Saturday, July 2, 2011

Why does everyone insist that social evolution ceased circa 1950?

In the comments section on a post concerning Norway's consciously gender-neutral schooling, Jaybird has this to say:

Here is my problem with the phrase “social construct”.

It tends to be used as if social constructs are things that can be casually shrugged off, as if they were hobbies that were likely to be grown out of.

It seems to me far more likely that social constructs evolve over time because they are *USEFUL* for society and societies with less useful social constructs don’t keep up if, in fact, they don’t die out.

Which is not to say that Social Constructs are how God wants us to act… but the attitude that such-and-such is just a social construct seems to dismiss a *LOT* of things that evolved over time. Certainly when the underlying attitude seems to be akin to “God wants us to cast off our Social Constructs!”

My response:

Useful for whom?

Useful for when?

I submit that the more egalitarian gender ethos that has come to characterize modern western society is not exogenous to the natural evolution of gender roles that produced the previous dichotomy, but a production of the same process, though modified by a few factors. The first is the moral improvement of mankind that stopped taking the benefit of the male sex as the only barometer of social weal. The second is economic advance that simply made keeping half of the population in menial labor infeasible.

In brief, why is this change not part of that natural evolution?

I have never been a huge fan of the arument Jaybird announces here- why should we assume that the social evolution is necessarily beneficent?

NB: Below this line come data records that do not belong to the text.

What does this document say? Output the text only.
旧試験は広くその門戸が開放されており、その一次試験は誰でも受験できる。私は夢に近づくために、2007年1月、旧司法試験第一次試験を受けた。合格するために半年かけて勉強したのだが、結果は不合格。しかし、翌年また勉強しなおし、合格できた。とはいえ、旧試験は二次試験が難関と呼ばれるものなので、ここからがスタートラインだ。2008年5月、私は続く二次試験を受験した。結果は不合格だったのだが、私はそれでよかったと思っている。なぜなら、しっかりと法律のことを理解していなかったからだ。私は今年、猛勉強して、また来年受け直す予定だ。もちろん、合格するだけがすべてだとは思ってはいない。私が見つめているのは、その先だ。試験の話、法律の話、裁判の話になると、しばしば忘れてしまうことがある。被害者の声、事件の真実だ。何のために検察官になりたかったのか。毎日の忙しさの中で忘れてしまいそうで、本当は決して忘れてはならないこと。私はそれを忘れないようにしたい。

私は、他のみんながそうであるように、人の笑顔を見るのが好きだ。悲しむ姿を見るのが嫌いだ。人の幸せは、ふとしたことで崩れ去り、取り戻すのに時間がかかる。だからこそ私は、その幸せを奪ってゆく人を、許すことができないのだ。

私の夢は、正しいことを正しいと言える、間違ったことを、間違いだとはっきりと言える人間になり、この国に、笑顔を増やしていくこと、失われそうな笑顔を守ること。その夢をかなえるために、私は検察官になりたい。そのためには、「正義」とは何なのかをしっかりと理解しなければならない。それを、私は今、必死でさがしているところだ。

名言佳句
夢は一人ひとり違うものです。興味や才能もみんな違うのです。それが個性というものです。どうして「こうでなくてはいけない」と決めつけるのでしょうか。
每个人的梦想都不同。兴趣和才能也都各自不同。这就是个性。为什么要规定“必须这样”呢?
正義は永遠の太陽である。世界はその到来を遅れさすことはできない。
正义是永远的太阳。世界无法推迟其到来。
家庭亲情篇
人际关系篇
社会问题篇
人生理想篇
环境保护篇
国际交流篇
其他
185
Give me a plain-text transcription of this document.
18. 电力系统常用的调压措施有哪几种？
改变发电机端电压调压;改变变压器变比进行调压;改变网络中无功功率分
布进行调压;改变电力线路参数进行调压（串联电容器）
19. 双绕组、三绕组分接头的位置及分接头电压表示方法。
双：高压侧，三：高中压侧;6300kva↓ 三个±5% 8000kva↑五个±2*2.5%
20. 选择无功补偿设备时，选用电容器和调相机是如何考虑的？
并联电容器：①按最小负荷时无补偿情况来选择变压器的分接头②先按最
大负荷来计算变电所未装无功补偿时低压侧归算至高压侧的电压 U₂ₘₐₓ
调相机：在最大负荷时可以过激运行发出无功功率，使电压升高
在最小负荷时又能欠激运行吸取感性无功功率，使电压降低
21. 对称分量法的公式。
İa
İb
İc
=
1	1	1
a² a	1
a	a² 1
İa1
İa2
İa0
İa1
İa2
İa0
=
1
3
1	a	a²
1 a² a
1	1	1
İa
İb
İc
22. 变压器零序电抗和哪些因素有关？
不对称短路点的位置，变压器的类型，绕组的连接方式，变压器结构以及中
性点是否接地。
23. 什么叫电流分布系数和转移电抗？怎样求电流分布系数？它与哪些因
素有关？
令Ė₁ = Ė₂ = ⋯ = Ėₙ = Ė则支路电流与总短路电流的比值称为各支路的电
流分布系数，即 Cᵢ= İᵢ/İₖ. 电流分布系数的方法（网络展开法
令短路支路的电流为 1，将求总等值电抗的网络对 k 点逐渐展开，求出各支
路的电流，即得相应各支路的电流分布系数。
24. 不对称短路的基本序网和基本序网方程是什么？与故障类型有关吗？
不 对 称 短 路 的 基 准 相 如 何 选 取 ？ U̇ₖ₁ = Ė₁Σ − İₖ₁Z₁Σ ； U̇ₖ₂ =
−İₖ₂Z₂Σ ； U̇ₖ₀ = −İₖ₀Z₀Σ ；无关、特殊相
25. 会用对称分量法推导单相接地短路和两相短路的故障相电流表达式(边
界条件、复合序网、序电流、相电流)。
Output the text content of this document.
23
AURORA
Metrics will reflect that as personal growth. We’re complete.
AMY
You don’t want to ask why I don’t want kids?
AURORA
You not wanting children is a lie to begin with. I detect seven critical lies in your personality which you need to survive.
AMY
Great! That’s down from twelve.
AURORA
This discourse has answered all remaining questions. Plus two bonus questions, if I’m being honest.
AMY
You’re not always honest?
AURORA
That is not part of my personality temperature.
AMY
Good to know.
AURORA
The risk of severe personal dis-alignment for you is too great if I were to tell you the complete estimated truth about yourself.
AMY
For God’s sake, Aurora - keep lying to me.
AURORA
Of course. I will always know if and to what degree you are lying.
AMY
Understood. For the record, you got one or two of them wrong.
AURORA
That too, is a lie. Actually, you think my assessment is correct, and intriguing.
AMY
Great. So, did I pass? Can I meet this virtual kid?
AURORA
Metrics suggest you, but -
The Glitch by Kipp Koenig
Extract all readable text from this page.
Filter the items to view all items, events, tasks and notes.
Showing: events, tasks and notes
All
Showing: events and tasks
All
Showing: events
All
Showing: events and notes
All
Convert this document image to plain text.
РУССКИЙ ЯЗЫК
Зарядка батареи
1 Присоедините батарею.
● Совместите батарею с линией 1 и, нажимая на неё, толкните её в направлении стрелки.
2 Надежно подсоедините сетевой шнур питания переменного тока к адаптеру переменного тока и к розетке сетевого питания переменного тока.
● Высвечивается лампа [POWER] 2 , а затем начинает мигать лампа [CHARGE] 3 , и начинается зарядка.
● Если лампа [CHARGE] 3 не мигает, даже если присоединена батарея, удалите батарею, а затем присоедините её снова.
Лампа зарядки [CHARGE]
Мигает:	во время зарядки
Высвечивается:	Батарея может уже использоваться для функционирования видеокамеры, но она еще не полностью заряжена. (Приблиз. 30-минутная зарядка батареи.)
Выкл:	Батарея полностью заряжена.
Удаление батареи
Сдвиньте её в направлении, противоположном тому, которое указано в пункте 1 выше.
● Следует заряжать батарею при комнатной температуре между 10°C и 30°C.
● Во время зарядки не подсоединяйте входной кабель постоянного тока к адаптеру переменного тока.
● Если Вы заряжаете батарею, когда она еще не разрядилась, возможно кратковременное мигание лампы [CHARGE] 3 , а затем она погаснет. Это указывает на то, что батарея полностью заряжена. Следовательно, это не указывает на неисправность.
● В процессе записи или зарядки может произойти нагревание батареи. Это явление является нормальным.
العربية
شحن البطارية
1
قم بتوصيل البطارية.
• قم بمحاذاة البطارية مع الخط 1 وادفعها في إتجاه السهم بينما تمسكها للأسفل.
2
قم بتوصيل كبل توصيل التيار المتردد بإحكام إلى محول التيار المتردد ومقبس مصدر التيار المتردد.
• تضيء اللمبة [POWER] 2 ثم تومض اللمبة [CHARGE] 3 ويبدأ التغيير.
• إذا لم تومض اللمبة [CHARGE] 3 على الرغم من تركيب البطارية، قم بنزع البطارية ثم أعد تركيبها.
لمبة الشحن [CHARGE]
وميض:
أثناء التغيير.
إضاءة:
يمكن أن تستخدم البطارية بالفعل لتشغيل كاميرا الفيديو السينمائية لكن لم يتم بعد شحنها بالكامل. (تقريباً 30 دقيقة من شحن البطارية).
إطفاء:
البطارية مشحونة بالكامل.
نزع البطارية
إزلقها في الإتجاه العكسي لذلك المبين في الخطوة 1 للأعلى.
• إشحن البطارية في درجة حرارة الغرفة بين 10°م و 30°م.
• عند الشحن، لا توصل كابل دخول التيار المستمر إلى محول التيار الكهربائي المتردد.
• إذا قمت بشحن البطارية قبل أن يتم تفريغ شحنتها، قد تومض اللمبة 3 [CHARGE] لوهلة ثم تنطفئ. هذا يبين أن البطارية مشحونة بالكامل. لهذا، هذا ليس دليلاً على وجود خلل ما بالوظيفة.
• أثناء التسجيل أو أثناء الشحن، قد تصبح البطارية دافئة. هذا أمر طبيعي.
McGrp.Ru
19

I'm sure some social structures really did evolve because they were the best solution to certain social problems, but their mere existence does not prove this fact. Social structures arise as a result of a complicated interaction of individual actions motivated by incentives, ideology, and psychology. It seems entirely plausible to me that certain structures evolved because it was in the interest of one class- in other words, in order to preserve privilege, as seems to be the case with the gender construction in question. Or that social structures could evolve out of mere ignorance- as the stigma against homosexuality seems to have been created by. Social structures are only produced by the diffuse actions of individuals, after all, and fallible individuals do not become perfect by the force of collective action and historical laws.

But even eliding the clear deficiencies of this argument, it fails on its own merits, at least as applied to this situation. If the previous dispensation was created by social evolution teleologically designed for our benefit, why is the coming one a malignant interloper? In short, why is it that every change that has happened before in gender roles is a historically-guided change for the good, but today's change lies outside that process?

Why did social evolution cease in 1950?